5. Caricature finale : les habitants de Vénus comme des Mores grenadins
La Marquise imagine des habitants comparés aux « Mores grenadins », stéréotype d’exotisme : peuple noir, « plein d’esprit et de feu ».
Cela illustre à la fois la projection terrestre et les clichés culturels de l’époque.
Fontenelle renchérit dans le paradoxe ironique : même ces Mores seraient froids et stupides comparés aux Vénusiens.
Ce jeu de surenchère montre le fonctionnement du dialogue : entre savoir, imagination et humour, la vérité scientifique est toujours enveloppée de fantaisie.
Procédé : caricature + comparaison exotique → amusement mais aussi réflexion sur la relativité des représentations.
Dans ce passage du Quatrième soir, Fontenelle combine habilement science et imagination. L’étude de Vénus, planète emblématique de l’amour, devient un terrain de jeu où la science rationalise les illusions, tandis que la Marquise introduit la fantaisie poétique et les clichés mondains. L’auteur réussit à instruire sans ennuyer, à vulgariser sans perdre l’agrément.
Ouverture possible : Ce mélange de rigueur et de fantaisie annonce à la fois la science vulgarisée du XVIIIᵉ siècle et l’esprit des Lumières, où la connaissance doit être diffusée avec clarté et plaisir.
Commentaire littéraire
Publié en 1686, Les Entretiens sur la pluralité des mondes de Fontenelle constituent un jalon essentiel dans l’histoire des sciences et des idées. En choisissant la forme du dialogue galant entre un philosophe et une marquise, l’auteur vulgarise avec élégance les découvertes astronomiques de son temps, héritées de Copernic, Galilée et Descartes. Dans le Quatrième soir, il entraîne son interlocutrice vers Vénus, planète symbolisant depuis l’Antiquité l’amour et la beauté. Le texte met en scène une confrontation entre rigueur scientifique, imaginaire mythologique et humour mondain.

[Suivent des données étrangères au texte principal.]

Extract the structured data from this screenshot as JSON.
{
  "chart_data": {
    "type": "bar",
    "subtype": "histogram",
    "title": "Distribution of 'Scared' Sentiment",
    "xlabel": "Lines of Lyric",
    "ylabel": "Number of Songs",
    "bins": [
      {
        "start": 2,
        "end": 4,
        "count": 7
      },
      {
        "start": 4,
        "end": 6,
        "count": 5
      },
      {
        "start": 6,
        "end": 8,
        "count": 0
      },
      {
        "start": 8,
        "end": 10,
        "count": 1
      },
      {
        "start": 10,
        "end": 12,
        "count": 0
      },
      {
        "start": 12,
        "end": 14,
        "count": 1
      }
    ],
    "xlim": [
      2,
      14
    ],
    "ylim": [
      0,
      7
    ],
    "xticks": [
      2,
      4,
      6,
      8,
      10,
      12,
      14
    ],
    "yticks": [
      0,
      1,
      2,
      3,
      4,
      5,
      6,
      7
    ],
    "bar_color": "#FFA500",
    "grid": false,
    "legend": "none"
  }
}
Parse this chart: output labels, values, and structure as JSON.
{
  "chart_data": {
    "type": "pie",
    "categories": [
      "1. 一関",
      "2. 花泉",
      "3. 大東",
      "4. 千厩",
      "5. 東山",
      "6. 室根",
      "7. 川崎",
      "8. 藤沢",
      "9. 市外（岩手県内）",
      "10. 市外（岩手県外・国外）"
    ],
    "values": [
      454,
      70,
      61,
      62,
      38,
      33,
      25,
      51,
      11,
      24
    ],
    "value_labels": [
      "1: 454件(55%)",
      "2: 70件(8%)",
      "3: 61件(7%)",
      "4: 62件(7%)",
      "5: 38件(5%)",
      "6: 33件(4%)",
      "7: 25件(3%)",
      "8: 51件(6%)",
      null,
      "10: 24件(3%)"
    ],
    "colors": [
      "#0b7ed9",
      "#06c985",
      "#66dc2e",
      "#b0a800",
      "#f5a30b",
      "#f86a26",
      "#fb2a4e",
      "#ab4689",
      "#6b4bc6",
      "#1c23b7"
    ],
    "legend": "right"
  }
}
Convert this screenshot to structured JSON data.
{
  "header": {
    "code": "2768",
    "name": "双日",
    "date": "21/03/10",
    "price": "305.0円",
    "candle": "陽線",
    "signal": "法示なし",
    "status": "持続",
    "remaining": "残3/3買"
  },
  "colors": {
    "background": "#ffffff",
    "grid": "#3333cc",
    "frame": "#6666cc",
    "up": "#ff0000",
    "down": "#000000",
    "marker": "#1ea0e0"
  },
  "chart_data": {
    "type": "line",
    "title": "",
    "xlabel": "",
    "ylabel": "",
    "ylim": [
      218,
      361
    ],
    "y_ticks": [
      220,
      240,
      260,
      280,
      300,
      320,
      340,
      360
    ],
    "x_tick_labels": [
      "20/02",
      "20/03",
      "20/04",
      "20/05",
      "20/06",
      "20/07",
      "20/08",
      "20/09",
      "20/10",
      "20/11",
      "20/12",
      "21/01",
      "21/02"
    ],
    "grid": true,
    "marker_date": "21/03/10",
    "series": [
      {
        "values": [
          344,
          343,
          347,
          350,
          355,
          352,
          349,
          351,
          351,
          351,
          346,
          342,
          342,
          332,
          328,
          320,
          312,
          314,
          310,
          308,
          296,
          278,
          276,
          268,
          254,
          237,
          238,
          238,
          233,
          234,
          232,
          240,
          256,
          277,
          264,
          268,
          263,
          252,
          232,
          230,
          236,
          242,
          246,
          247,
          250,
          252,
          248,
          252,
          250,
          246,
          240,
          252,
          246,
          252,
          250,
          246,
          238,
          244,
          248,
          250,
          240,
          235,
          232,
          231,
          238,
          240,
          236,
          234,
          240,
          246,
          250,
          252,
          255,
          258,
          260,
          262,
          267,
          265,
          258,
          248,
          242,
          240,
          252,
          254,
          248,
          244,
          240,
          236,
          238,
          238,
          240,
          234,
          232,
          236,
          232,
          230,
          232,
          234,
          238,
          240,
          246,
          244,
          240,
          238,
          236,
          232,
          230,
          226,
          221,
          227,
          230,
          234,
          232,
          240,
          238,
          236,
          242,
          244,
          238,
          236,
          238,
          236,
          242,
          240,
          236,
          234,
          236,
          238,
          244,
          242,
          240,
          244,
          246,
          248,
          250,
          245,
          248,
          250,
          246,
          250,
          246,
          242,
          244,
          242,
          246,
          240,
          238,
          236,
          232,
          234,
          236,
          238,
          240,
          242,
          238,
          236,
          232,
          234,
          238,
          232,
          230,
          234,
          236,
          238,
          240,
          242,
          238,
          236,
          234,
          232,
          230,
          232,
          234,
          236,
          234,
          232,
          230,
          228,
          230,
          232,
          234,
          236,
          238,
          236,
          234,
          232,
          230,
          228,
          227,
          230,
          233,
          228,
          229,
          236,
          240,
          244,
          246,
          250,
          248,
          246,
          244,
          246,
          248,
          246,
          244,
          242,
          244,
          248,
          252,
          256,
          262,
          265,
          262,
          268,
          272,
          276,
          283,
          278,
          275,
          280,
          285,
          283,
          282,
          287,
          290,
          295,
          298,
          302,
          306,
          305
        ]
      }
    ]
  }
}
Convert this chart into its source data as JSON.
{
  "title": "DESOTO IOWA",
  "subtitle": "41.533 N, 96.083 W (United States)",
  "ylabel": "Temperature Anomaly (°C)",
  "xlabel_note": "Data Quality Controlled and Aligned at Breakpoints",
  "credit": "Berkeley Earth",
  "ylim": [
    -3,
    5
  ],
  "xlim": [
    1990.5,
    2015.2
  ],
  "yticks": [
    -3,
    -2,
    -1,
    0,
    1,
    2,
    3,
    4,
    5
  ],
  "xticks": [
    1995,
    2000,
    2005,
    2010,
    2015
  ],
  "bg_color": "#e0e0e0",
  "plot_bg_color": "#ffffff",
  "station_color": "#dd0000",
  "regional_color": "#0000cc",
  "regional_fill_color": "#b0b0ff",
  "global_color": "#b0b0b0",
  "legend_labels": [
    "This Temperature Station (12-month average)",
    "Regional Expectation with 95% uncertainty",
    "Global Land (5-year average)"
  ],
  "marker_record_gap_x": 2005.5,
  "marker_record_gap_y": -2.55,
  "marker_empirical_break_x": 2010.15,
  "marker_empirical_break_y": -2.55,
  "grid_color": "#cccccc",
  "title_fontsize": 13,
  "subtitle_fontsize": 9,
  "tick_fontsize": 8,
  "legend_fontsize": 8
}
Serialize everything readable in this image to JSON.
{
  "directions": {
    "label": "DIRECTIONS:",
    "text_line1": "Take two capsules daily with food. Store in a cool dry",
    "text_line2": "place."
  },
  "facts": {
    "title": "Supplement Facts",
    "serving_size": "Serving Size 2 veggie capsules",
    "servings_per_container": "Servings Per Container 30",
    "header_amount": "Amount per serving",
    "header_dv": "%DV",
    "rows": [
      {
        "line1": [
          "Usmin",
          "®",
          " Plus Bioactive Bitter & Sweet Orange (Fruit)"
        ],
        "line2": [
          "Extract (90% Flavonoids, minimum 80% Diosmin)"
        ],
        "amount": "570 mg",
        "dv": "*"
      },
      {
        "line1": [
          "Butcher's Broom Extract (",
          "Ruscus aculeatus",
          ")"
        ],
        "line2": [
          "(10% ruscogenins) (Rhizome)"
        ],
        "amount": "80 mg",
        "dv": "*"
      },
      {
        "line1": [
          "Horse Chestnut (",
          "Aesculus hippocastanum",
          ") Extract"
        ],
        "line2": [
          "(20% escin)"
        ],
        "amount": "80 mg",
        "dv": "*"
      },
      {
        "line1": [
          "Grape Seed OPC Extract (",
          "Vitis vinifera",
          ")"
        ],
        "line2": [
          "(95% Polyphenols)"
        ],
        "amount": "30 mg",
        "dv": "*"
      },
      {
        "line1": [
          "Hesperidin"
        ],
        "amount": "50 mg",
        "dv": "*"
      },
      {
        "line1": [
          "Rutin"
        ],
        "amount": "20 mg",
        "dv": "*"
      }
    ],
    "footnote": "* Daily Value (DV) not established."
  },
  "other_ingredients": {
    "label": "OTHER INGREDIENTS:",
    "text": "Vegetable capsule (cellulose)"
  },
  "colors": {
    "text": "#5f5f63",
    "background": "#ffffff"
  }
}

Problématique : Comment Fontenelle réussit-il à instruire en même temps qu’à divertir, en alliant le savoir scientifique à la fantaisie galante et ironique ?
I. Une vulgarisation scientifique claire et plaisante
Un cadre narratif léger : le voyage imaginaire dans le système solaire rend la science accessible et poétique.
La clarté de l’exposé scientifique : données astronomiques précises sur la rotation, la taille et l’orbite de Vénus, présentées dans une langue simple et imagée.
La comparaison familière : Fontenelle transpose les savoirs complexes dans l’univers aristocratique, mêlant astronomie et conversation mondaine pour séduire son lecteur.
II. L’humour et l’ironie comme moteur de réflexion
Renversements comiques : Vénus apparaît « jolie de loin, affreuse de près », ce qui ridiculise les illusions sensibles et mythologiques.
La caricature des Anciens et des clichés : l’évocation des habitants imaginaires de Vénus tourne en dérision les excès de l’imagination et des stéréotypes.
Un ton badin : la légèreté de la conversation rend l’instruction agréable et empêche toute austérité scientifique.
III. La fantaisie poétique et galante au service du savoir
La projection mondaine de la Marquise : elle colore l’entretien de références romanesques (Céladon, Clélie), transformant Vénus en planète de galanterie.
Le jeu des stéréotypes culturels : exotisme des « Mores grenadins », satire des représentations sociales et des préjugés.
Une dialectique féconde : l’échange constant entre imagination féminine et rigueur masculine dynamise le texte, révélant que l’imaginaire peut stimuler la réflexion scientifique.
Dans ce passage du Quatrième soir, Fontenelle déploie un art subtil de la vulgarisation : il rend la science séduisante en l’habillant de fantaisie galante, tout en ridiculisant les illusions naïves. Grâce au mélange d’humour, de clarté et de poésie, la découverte de Vénus devient à la fois une leçon d’astronomie et un divertissement littéraire.
Ouverture : Ce souci d’instruire en plaisant rappelle Montaigne qui, dans les Essais, cherchait déjà à « philosopher en riant », mais il annonce surtout l’esprit des Lumières, où la diffusion du savoir devait aller de pair avec l’agrément et la clarté.
Notes
- Céladon et Silvandre sont des personnages de L’Astrée (1607-1627) d’Honoré d’Urfé, roman pastoral emblématique de la préciosité.
- « Mores grenadins » : expression désignant les Maures d’Espagne, figures d’exotisme fréquentes dans la littérature du XVIIᵉ siècle.